Gradient Accumulation with JAX

I made a simple script to try to do gradient accumulation with JAX. The idea is to have large batch size (e.g. 64) that are split in small chunks (e.g. 4) that fit in the GPU's memory. For each chunck, the resulting gradient, stored in a pytree, is added to the current batch gradient. The update is done only when all chunks of the large batch are computed. In this particular example, we simply try to fit random 512-dimensional vectors to random booleans with a linear layer. Here is the script:

import jax
import jax.numpy as jnp
from jax import jit, random
from jax.experimental import optimizers
from functools import partial
from jax.nn.initializers import normal, zeros
from typing import Callable
from dataclasses import dataclass

class Jax_model:
    init_fun: Callable
    apply_fun: Callable

def Dense(input_size: int, output_size: int, init_kernel=normal(), init_bias=zeros):

    def init_fun(key):
        key, sub_key1, sub_key2 = jax.random.split(key, 3)
        params = {
            'I': init_kernel(sub_key1, (input_size, output_size) ),
            'I_b': init_bias(sub_key2, (1,output_size) ),
        return params

    def apply_fun(params, inputs):
        I, I_b, = params['I'], params['I_b']
        logits = inputs @ I + I_b
        return logits

    return Jax_model(init_fun, apply_fun)

def divide_pytree(pytree, div):
    for pt in jax.tree_util.tree_leaves(pytree):
        pt = pt / div
    return pytree

def add_pytrees(pytree1, pytree2):
    for pt1, pt2 in zip( jax.tree_util.tree_leaves(pytree1), jax.tree_util.tree_leaves(pytree2) ):
        pt1 = pt1 + pt2
    return pytree1

rng_key = random.PRNGKey(42)
batch_size = 64
accumulation_size = 4
model_dim = 512
n_iter = 50

model = Dense(model_dim, 1)
rng_key, sub_key = random.split(rng_key)
init_params = model.init_fun(sub_key)
opt_init, opt_update, get_params = optimizers.adam(0.001)
opt_state = opt_init(init_params)

def update(i, current_opt_state, current_batch):
    N = current_batch[0].shape[0]
    K = accumulation_size
    num_gradients = N//K
    accumulation_batch = (current_batch[ib][0:K] for ib in range(len(current_batch)))
    value, grads = jax.value_and_grad(loss_func)(get_params(current_opt_state), accumulation_batch)
    value = value / num_gradients
    grads = divide_pytree(grads, num_gradients)
    for k in range(K,N,K):
        accumulation_batch = (current_batch[ib][k:k+K] for ib in range(len(current_batch)))
        new_value, new_grads = jax.value_and_grad(loss_func)(get_params(current_opt_state), accumulation_batch)
        value = value + (new_value / num_gradients)
        grads = add_pytrees(grads, divide_pytree(new_grads, num_gradients))
    return opt_update(i, grads, current_opt_state), value

def loss_func(current_params, current_batch):
    inputs, labels = current_batch
    predictions = model.apply_fun(current_params, inputs)
    loss = jnp.square(labels-predictions).sum()
    return loss

for i in range(n_iter):
    rng_key, sub_key1, sub_key2 = random.split(rng_key, 3)
    inputs = jax.random.uniform(sub_key1, (batch_size, model_dim))
    labels = jax.random.uniform(sub_key2, (batch_size, 1)) > 0.5
    batch = inputs, labels
    opt_state, batch_loss = update(i, opt_state, batch)
    print(i, batch_loss)

I have doubts about the divide_pytree and add_pytrees. Does it actually modify the current batch gradient or am I missing something ? Moreover, do you see any speed issue with this code ? In particular, should I use the jax.lax.fori_loop in place of the traditional python for loop ?
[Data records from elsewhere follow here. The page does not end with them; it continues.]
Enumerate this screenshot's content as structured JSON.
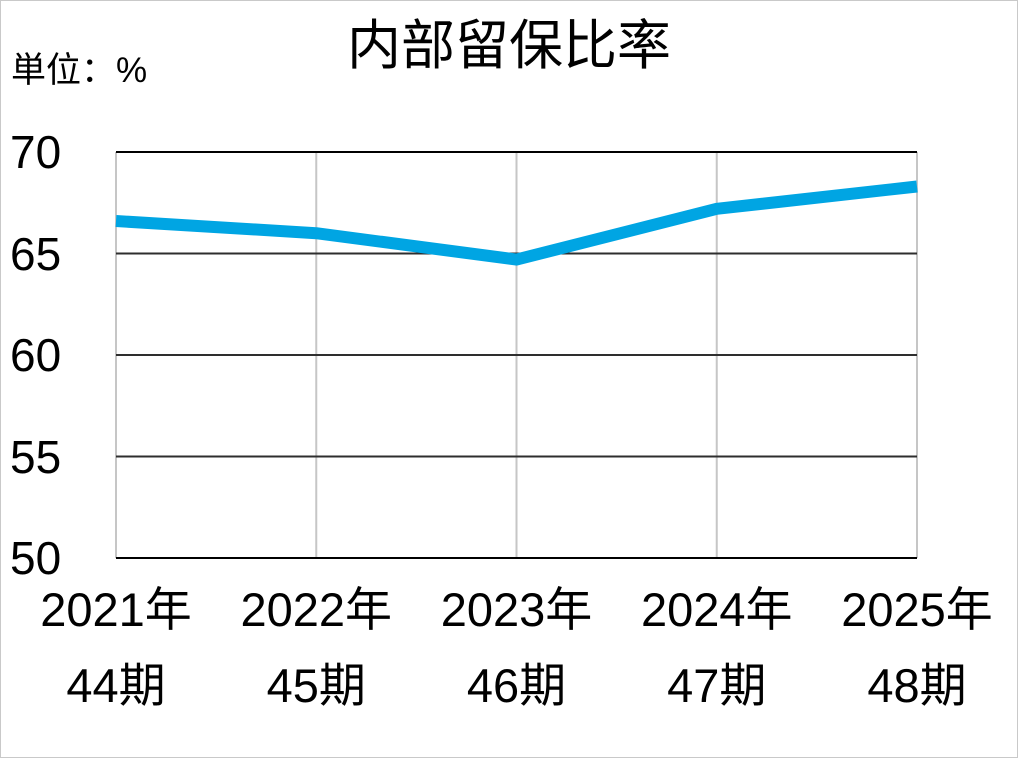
{
  "canvas": {
    "background": "#ffffff",
    "border_color": "#c9c9c9"
  },
  "chart_data": {
    "type": "line",
    "title": "内部留保比率",
    "unit_label": "単位：%",
    "categories": [
      {
        "year": "2021年",
        "period": "44期"
      },
      {
        "year": "2022年",
        "period": "45期"
      },
      {
        "year": "2023年",
        "period": "46期"
      },
      {
        "year": "2024年",
        "period": "47期"
      },
      {
        "year": "2025年",
        "period": "48期"
      }
    ],
    "series": [
      {
        "name": "内部留保比率",
        "values": [
          66.6,
          66.0,
          64.7,
          67.2,
          68.3
        ],
        "color": "#00a5e3",
        "line_width": 12
      }
    ],
    "xlabel": "",
    "ylabel": "",
    "ylim": [
      50,
      70
    ],
    "yticks": [
      50,
      55,
      60,
      65,
      70
    ],
    "grid": {
      "horizontal": true,
      "vertical": true
    },
    "legend_position": "none",
    "markers": false
  },
  "colors": {
    "horizontal_gridline": "#2e2e2e",
    "bottom_axis_line": "#000000",
    "top_gridline": "#000000",
    "vertical_gridline": "#c6c6c6",
    "text": "#000000"
  }
}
  • Regarding the pytree computations: as written your functions are returning the input unmodified. The better approach for this is to use jax.tree_util.tree_map; for example:

    from jax.tree_util import tree_map
    def divide_pytree(pytree, div):
      return tree_map(lambda pt: pt / div, pytree)
    def add_pytrees(pytree1, pytree2):
      return tree_map(lambda pt1, pt2: pt1 + pt2, pytree1, pytree2)

    Regarding performance: anything in the for loop will be flattened when JIT-compiled, with one repeated copy of all XLA instructions per iteration of the loop. If you have 5 iterations, that's not really an issue. If you have 5000, that would significantly slow down compilation times (because XLA needs to analyze & optimize 5000 explicit copies of the instructions in the loop).

    fori_loop can help, but does not lead to optimal code, particularly when running on CPU and GPU.

    Better would be to use broadcasted or vmapped operations where possible to express the logic of the loops without explicit looping.